Well, I am currently working on a series called Iconoclasm, which is very pertinent to what’s going on right now actually. So the act of iconoclasm is the art of breaking something to pieces, breaking apart images, particularly icons - obviously image, clasm is to break or smash apart. When we’re talking about like defacing statues, spraying spraypaint on them or dropping them into the Thames, it’s a really interesting process and one that I think isn’t talked about enough.

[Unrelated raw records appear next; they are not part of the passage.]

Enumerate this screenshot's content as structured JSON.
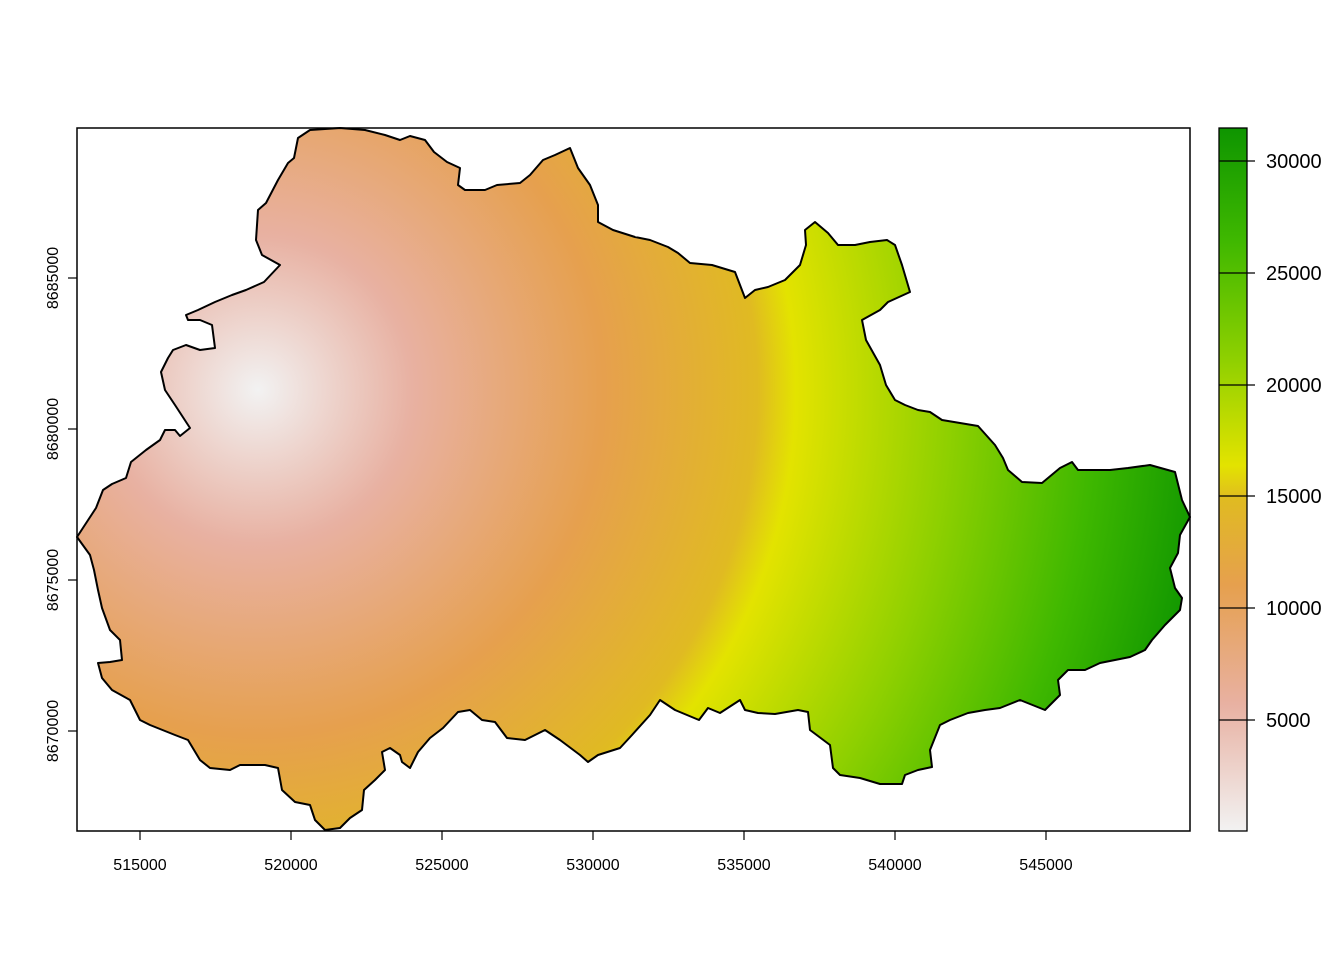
{
  "map": {
    "x_ticks": [
      "515000",
      "520000",
      "525000",
      "530000",
      "535000",
      "540000",
      "545000"
    ],
    "y_ticks": [
      "8670000",
      "8675000",
      "8680000",
      "8685000"
    ]
  },
  "legend": {
    "ticks": [
      "5000",
      "10000",
      "15000",
      "20000",
      "25000",
      "30000"
    ],
    "colors": [
      "#f2f2f2",
      "#e8a48a",
      "#e8a33f",
      "#e6e600",
      "#7dd000",
      "#009900"
    ]
  }
}
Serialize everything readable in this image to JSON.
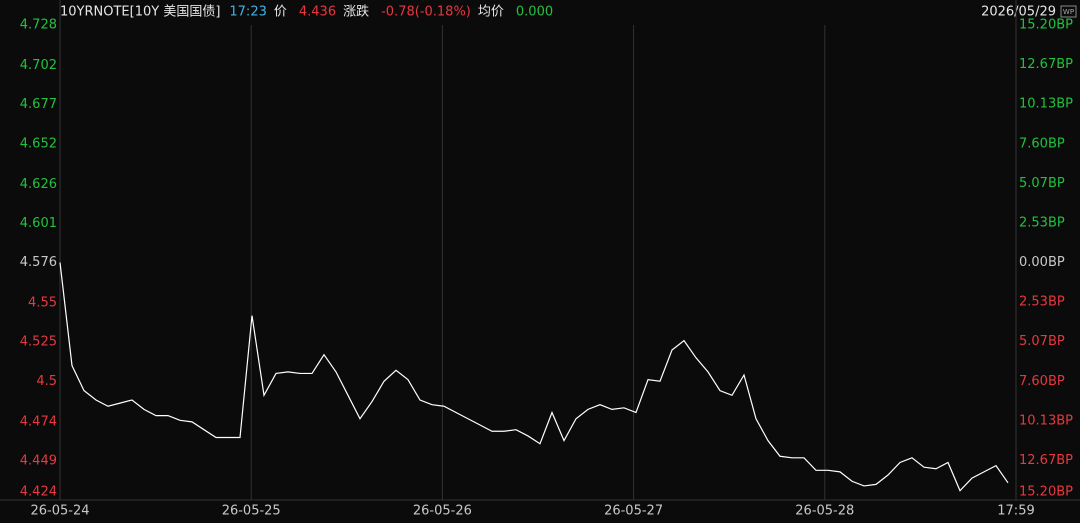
{
  "chart_data": {
    "type": "line",
    "title": "10YRNOTE[10Y 美国国债]",
    "time": "17:23",
    "price_label": "价",
    "price": "4.436",
    "change_label": "涨跌",
    "change": "-0.78(-0.18%)",
    "avg_label": "均价",
    "avg": "0.000",
    "date": "2026/05/29",
    "badge": "WP",
    "x_labels": [
      "26-05-24",
      "26-05-25",
      "26-05-26",
      "26-05-27",
      "26-05-28",
      "17:59"
    ],
    "values": [
      4.576,
      4.51,
      4.494,
      4.488,
      4.484,
      4.486,
      4.488,
      4.482,
      4.478,
      4.478,
      4.475,
      4.474,
      4.469,
      4.464,
      4.464,
      4.464,
      4.542,
      4.491,
      4.505,
      4.506,
      4.505,
      4.505,
      4.517,
      4.506,
      4.491,
      4.476,
      4.487,
      4.5,
      4.507,
      4.501,
      4.488,
      4.485,
      4.484,
      4.48,
      4.476,
      4.472,
      4.468,
      4.468,
      4.469,
      4.465,
      4.46,
      4.48,
      4.462,
      4.476,
      4.482,
      4.485,
      4.482,
      4.483,
      4.48,
      4.501,
      4.5,
      4.52,
      4.526,
      4.515,
      4.506,
      4.494,
      4.491,
      4.504,
      4.476,
      4.462,
      4.452,
      4.451,
      4.451,
      4.443,
      4.443,
      4.442,
      4.436,
      4.433,
      4.434,
      4.44,
      4.448,
      4.451,
      4.445,
      4.444,
      4.448,
      4.43,
      4.438,
      4.442,
      4.446,
      4.435
    ],
    "color": "#ffffff",
    "ylim": [
      4.424,
      4.728
    ],
    "yticks": [
      4.728,
      4.702,
      4.677,
      4.652,
      4.626,
      4.601,
      4.576,
      4.55,
      4.525,
      4.5,
      4.474,
      4.449,
      4.424
    ],
    "y2lim": [
      -15.2,
      15.2
    ],
    "y2ticks": [
      {
        "value": 15.2,
        "label": "15.20BP"
      },
      {
        "value": 12.67,
        "label": "12.67BP"
      },
      {
        "value": 10.13,
        "label": "10.13BP"
      },
      {
        "value": 7.6,
        "label": "7.60BP"
      },
      {
        "value": 5.07,
        "label": "5.07BP"
      },
      {
        "value": 2.53,
        "label": "2.53BP"
      },
      {
        "value": 0,
        "label": "0.00BP"
      },
      {
        "value": -2.53,
        "label": "2.53BP"
      },
      {
        "value": -5.07,
        "label": "5.07BP"
      },
      {
        "value": -7.6,
        "label": "7.60BP"
      },
      {
        "value": -10.13,
        "label": "10.13BP"
      },
      {
        "value": -12.67,
        "label": "12.67BP"
      },
      {
        "value": -15.2,
        "label": "15.20BP"
      }
    ],
    "up_color": "#22c23f",
    "down_color": "#e8373f",
    "flat_color": "#c8c8c8",
    "time_color": "#3bb5e6"
  }
}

It’s not actually destruction, you know, if you look at the kind of Indian mythology you have Shiva as a kind of integral part of the trio construction and preservation and creation. And one of the key tenets of that is that you cannot have new life without destruction, and I think that’s something we’re really unwilling to do - you have to destroy old ways of looking at things in order to have fresh eyes, in order to move forwards otherwise everything becomes static. So Iconoclasm is, again, working with survivors of gender-based violence, and what we’re doing this time is taking narratives from art history, so particularly

biblical narratives, where women are portrayed in one way or another. Again, you see a lot of male artists portraying women in these kind of classic, but also kind of really saccharine kind of ways, like, you know, ‘save me, save me’ kind of ways, even when the narrative tells us that she’s a hero, and so we’re rewriting those narratives. So far we’ve done Sampson and Delilah, which has been really interesting, we’ve got Esther, I am going to be doing the Annunciation as a self portrait, because I had a kind of trauma around a miscarriage, and an abortion. And so it’s how we kind of reframe these narratives to make them relevant to 20th century, 21st century women, and to talk about the issues that we still have. So I think yeah, that’s where I’m headed next, and I’m also starting an MA in September, so I will be kind of continuing on the Iconoclasm series, but I’ll also be experimenting - I’ve actually not said this to anyone yet but I’m actually going to be exploring the mythical figure of the trickster and kind of how he or she relates to kind of history.